Sometimes it doesn't pay to forage so, as this Pin-striped Tit Babbler found out.
Wednesday, 29 September 2021
'Fishy' love nest
Looks like perhaps the start of an inter-species (?) relationship!
http://rimbakiara.blogspot.com/2021/02/a-fish-bowl.html
As I was waiting
Enchanted!
A gorgeous iridescent dark emerald green Opulent Jewel Beetle (Cathoxantha opulenta) that bears whitish abdominal sternum and transverse bands compared to the one with the more common yellow sternum and transverse bands. It is a wood-boring beetle.
Sunday, 26 September 2021
Mi 'amur'
It's always a joy to come across the Amur Paradise Flycatcher (Terpsiphone incei), more commonly the brown morph, during the migrant season.
And without fail I tend to get it in the company of foraging pin-striped tit-babblers, when it's sighting in the bukit.
The female and immature male or first winter sub-adult are very similar.

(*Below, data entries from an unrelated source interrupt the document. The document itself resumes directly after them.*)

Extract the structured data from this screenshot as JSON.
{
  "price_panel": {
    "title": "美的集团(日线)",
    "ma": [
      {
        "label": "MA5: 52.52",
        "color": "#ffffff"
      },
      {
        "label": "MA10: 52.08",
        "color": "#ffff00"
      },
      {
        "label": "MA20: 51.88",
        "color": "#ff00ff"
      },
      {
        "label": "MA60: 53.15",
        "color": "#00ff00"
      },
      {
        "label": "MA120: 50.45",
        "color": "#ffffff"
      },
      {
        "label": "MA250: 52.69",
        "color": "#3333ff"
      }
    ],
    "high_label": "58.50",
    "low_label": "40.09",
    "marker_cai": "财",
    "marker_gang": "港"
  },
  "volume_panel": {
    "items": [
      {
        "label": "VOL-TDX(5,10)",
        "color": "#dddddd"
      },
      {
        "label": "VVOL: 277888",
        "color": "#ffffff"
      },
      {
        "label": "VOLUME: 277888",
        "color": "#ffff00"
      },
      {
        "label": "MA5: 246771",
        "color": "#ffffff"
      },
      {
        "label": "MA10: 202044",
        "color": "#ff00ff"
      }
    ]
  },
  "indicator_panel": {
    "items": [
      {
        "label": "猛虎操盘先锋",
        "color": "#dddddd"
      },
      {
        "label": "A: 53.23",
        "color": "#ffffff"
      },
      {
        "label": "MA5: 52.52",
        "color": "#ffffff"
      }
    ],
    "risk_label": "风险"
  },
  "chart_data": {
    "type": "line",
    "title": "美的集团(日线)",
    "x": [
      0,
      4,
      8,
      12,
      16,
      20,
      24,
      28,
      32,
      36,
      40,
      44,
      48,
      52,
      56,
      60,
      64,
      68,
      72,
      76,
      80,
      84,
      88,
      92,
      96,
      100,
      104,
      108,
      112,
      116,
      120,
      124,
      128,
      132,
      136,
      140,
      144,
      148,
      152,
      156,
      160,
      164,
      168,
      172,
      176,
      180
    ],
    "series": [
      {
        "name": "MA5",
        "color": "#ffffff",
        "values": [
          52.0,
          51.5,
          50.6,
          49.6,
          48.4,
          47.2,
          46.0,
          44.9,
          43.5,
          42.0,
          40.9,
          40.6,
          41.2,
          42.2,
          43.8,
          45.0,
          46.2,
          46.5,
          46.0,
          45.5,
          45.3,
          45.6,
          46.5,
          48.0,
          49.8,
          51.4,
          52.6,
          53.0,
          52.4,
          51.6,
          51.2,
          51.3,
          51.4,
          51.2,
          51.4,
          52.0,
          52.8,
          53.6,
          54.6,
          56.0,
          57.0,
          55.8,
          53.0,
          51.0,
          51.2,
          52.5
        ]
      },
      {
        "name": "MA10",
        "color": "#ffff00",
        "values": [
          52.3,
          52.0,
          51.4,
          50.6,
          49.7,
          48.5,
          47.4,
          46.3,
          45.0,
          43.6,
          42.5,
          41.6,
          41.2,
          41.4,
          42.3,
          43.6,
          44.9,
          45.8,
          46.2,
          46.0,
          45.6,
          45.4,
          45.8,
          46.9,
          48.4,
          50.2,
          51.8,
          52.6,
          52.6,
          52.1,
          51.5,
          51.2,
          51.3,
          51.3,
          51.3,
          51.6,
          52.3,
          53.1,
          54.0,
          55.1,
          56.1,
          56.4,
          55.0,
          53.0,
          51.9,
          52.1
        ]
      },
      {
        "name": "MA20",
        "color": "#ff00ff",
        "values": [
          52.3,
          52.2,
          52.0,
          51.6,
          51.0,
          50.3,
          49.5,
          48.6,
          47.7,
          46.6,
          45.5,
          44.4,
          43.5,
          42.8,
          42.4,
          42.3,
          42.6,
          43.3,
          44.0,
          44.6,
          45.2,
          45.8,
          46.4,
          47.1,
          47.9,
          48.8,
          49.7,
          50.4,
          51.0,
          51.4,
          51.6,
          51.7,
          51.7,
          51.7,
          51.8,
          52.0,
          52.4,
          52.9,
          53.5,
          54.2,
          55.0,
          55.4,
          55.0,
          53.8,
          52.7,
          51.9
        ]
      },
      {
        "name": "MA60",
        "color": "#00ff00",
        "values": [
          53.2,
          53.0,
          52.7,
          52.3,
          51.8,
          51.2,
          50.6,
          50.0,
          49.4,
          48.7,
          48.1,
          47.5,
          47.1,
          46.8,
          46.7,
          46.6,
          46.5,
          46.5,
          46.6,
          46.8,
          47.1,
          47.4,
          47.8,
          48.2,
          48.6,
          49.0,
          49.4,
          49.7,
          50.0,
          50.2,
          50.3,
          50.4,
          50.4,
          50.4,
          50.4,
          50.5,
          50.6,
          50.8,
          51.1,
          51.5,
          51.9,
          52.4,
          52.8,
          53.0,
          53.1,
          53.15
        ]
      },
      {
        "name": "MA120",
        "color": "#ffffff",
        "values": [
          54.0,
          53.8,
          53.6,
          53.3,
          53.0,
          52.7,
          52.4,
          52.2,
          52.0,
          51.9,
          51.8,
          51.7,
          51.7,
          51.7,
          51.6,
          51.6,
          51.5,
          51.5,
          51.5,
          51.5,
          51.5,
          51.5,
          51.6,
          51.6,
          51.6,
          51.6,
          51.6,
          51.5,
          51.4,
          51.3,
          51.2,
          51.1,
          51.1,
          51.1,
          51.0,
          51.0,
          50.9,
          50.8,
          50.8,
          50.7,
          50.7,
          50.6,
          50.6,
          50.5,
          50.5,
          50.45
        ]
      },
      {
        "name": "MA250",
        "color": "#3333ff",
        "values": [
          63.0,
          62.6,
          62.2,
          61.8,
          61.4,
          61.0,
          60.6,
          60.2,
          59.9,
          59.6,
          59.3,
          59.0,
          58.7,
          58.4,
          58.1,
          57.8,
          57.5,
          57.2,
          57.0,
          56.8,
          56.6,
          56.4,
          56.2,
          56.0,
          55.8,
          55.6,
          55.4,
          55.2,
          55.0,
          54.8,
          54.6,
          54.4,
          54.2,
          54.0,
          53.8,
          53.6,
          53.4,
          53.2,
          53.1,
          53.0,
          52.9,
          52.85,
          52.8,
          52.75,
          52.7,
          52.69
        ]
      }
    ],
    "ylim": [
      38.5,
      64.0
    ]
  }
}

This bird is a common passage migrant seen only for a couple of weeks before it moves on. And it maybe sighted again on its return journey back home later in the season.
06/2021
Showing its curiosity at a strand of web.
Friday, 24 September 2021
Repeat warbler visitor
The Arctic Warbler (Phyloscopus borealis) has been a repeat migrant visitor for the past years and this is a good year that I have been able to capture its presence this early in the taman, only a couple of weeks after similar sightings being reported elsewhere.
However it was a challenge again to capture its diagnostic feature to firmly identify it as this one kept very much to the upper canopy. With the two 'magic trees' by the river gone, it's not easy nowadays to get any birds down for eye-level images.
Nevertheless with some luck the dark-tipped beak was enabled visible.
05/2021
Thursday, 23 September 2021
Wagtail came after all
Let's hope that the taman is at last waking up to the sights of migrant visitors.
And so the passage migrant Forest Wagtail (Dendronanthus indicus) did not give the taman a miss this year.
04/2021
I came, I saw, I left ...
An iora tease
The still, the motion ....
The real, the illusive ....
It's in the perch, the hop, the stay ....
It's the angle, it's the colours, it's the dream.
Thursday, 16 September 2021
What's another day
When it's just another day for this Coppersmith Barbet....
and another day too for the birder that scanned, squinted, scoured ....
Tomorrow is another day ....
Monday, 13 September 2021
First shrike strike
It's quite disheartening to see that the taman is pretty uninspiring currently with the absence of migrant avian visitors whilst the bukit is energised by early arrivals. All the present visitors to the bukit would see similar ones in the taman during this early period in previous years, whether the same visitors or not, hard to tell but of no consequence.
Thus when I got my first strike of this Tiger Shrike (Lanius tigrinus), it's cause for celebration. It flew in, was on the hunt, looked like it got what it wanted, off it went, and that was it, not to be sighted again that afternoon. It would have been a 'was it, was it not' situation if not for the shots I managed within the few seconds.
Anyway tiger shrikes generally do not spend their migration duration in the taman, seen for a few days and then disappeared unlike the brown shrike.
03/2021
Friday, 10 September 2021
Brilliant yellow all round
The hunt is on and it's timely too when interstate travel restrictions have just been lifted.
Unlike the current absence of avian migrants in TRK, the bukit is enjoying early visits by a few regulars.
However, my recent walk was not too successful by any standard as I only managed to sight the Yellow-rumped Flycatcher (Ficedula zanthopygia), as usual always one of the earliest to arrive.
There was a pair as I could hear the exchange of calls (and someone did get the female), but I guessed I have to be contented for the time being with this male, living up to its hyperactive characteristic. And birds in the bukit are generally seen higher up compared to the taman, but am still grateful for this early record.
02/2021
And when you decide to shift focus, the inevitable always happens!
Young falconet hunter
It's a small catch for a small one, probably a mere moth or butterfly, a young Black-thighed Falconet on the hunt one hot afternoon.
The woodpecker leaf forager
It looks like it's only the Banded Woodpecker that loves to forage among the dead palm leaves because I've only observed this one do so regularly.